Derken Brezilya da Marcio Santos ile ilk penaltıyı kaçırıverdi. Henüz her şey için çok erkendi. Albertini, Romario, Evani, Branco sırasıyla eşitliği sürdürdü. İş yine rutine dönmüştü.
Topun başına gelen Massoro efendi, madem Dünya Kupası finalindeyim, neden artistliğimi yapmayayım saikiyle zemini kurcalamaya başlarken bir şeylerin olacağı yıllar sonra Pisa’nın en iyi şarapçısı olacak olan Corrado’ya bile malum olmuştu (ki adamın siniri 2012’nin Eylül’ünde dahi geçmemişti: Lafı açtığımda küfrün kıyametini anlamak için İtalyanca bilmeye gerek yoktu).
Taffarel tarihin penaltılara giden ilk Dünya Kupası finaline adını yazdırmıştı bile Massaro maskarası sayesinde. Box-to-box orta saha kavramı henüz bir epistemolojik zemine bile sahip değilken ilk ön liberolardan olan Carlos Dunga hiç eveleyip gevelemeden top ve Pagliuca’yı ayrı köşelere gönderdi. Fakat bir umut daha vardı: Baggio.
Maça iğneyle çıktığı söyleniyordu. Maçta kendisinden bekleneni verememesi, çok fazla ortalarda olmaması da buna bağlanıyordu. Ancak artık teknik, taktik, fizik, kondüsyon gibi unsurların para etmediği noktaya, liderliğin, epik kahramanın son sözü söyleyeceği yere gelinmişti. Baggio, Baresi’ye nazire yaparak, dağları taşları dövüp o taşları İtalyanların bağrına saplayarak epik kahraman yerine, trajik kahraman olmayı seçti.
Brezilya – İtalya:
Brezilya böylece kendi kıtası dışında Dünya Kupası kazanan ilk ülke olmuştu, bu ilklerin, enlerin, trajedilerin Dünya Kupası’nda.
İlkler
ABD 1994 hem teknik hem de rastlantısal bağlamlarda birçok ‘ilk’e sahne oldu. Örneğin;
Dünya Kupaları tarihinde ilk kez bir maç kapalı statta oynandı: ABD – İsviçre (Pontiac Silverdome, Pasadena).
İlk kez bir futbolcu bir maçta 5 gol attı: Oleg Salenko, Rusya
Grup aşamasında 2 puan yerine, ilk kez 3 puanlı sistem uygulandı (ki bunu yazar yazmaz, yıllar boyunca Türkiye’deki futbolcuların “3 puanlık sistemde her şey mümkün” klişesinden nasıl ikrah getirdiğimizi hatırlamamak olmaz).

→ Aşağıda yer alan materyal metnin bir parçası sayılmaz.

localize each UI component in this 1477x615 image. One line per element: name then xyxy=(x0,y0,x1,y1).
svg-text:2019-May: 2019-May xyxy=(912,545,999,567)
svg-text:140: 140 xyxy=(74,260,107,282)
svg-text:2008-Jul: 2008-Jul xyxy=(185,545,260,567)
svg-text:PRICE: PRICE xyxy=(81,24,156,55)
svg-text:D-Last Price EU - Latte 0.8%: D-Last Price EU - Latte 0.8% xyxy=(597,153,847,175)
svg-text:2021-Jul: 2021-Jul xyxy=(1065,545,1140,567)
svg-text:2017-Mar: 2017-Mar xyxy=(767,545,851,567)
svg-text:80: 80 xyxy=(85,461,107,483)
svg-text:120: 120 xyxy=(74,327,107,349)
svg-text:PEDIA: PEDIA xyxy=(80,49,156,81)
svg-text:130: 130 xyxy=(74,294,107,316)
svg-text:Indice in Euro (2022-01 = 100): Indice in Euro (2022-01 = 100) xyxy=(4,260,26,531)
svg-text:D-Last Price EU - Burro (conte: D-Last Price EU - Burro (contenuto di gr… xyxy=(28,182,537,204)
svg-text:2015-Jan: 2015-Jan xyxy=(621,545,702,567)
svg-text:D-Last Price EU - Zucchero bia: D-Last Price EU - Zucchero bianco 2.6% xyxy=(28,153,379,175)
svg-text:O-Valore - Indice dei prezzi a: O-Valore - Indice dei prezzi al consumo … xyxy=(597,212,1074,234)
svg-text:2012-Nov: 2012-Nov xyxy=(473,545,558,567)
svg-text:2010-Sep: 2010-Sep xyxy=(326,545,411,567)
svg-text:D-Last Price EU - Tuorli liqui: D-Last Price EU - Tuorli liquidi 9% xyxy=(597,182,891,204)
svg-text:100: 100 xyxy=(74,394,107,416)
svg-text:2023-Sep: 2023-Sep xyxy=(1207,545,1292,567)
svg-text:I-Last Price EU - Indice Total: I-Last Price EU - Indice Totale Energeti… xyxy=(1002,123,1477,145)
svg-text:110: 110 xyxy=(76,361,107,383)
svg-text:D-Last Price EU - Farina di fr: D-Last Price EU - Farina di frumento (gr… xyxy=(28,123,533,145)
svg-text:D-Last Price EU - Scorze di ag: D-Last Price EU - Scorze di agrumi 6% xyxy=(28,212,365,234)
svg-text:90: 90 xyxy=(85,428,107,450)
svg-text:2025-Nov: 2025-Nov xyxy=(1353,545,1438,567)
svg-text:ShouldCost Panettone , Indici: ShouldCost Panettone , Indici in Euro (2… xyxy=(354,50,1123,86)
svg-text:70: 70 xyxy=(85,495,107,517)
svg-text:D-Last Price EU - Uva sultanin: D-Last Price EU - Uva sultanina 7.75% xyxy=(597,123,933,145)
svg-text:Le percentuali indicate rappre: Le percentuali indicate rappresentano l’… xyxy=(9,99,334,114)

Dünya Kupaları tarihinin normal süresi golsüz tamamlanan ilk final maçı bu turnuvada oynandı.
94 ABD’nin künyesi
Şampiyon: Brezilya
İkinci: İtalya
Üçüncü: İsveç
Dördüncü: Bulgaristan
Gol Kralları: Oleg Salenko (Rusya), Hristo Stoichkov (Bulgaristan) – 6 gol.
En İyi Oyuncu: Romario (Brezilya)
FIFA Altın 11: Michel Proud’homme (Belçika); Jorginho (Brezilya), Marcio Santos (Brezilya), Paolo Maldini (İtalya); Dunga (Brezilya), Krassimir Balakov (Bulgaristan), Gheorge Hagi (Romanya), Tomas Brolin (İsveç); Romario (Brezilya), Hristo Stoichkov (Bulgaristan), Roberto Baggio (İtalya) – Formasyon: 3-4-3.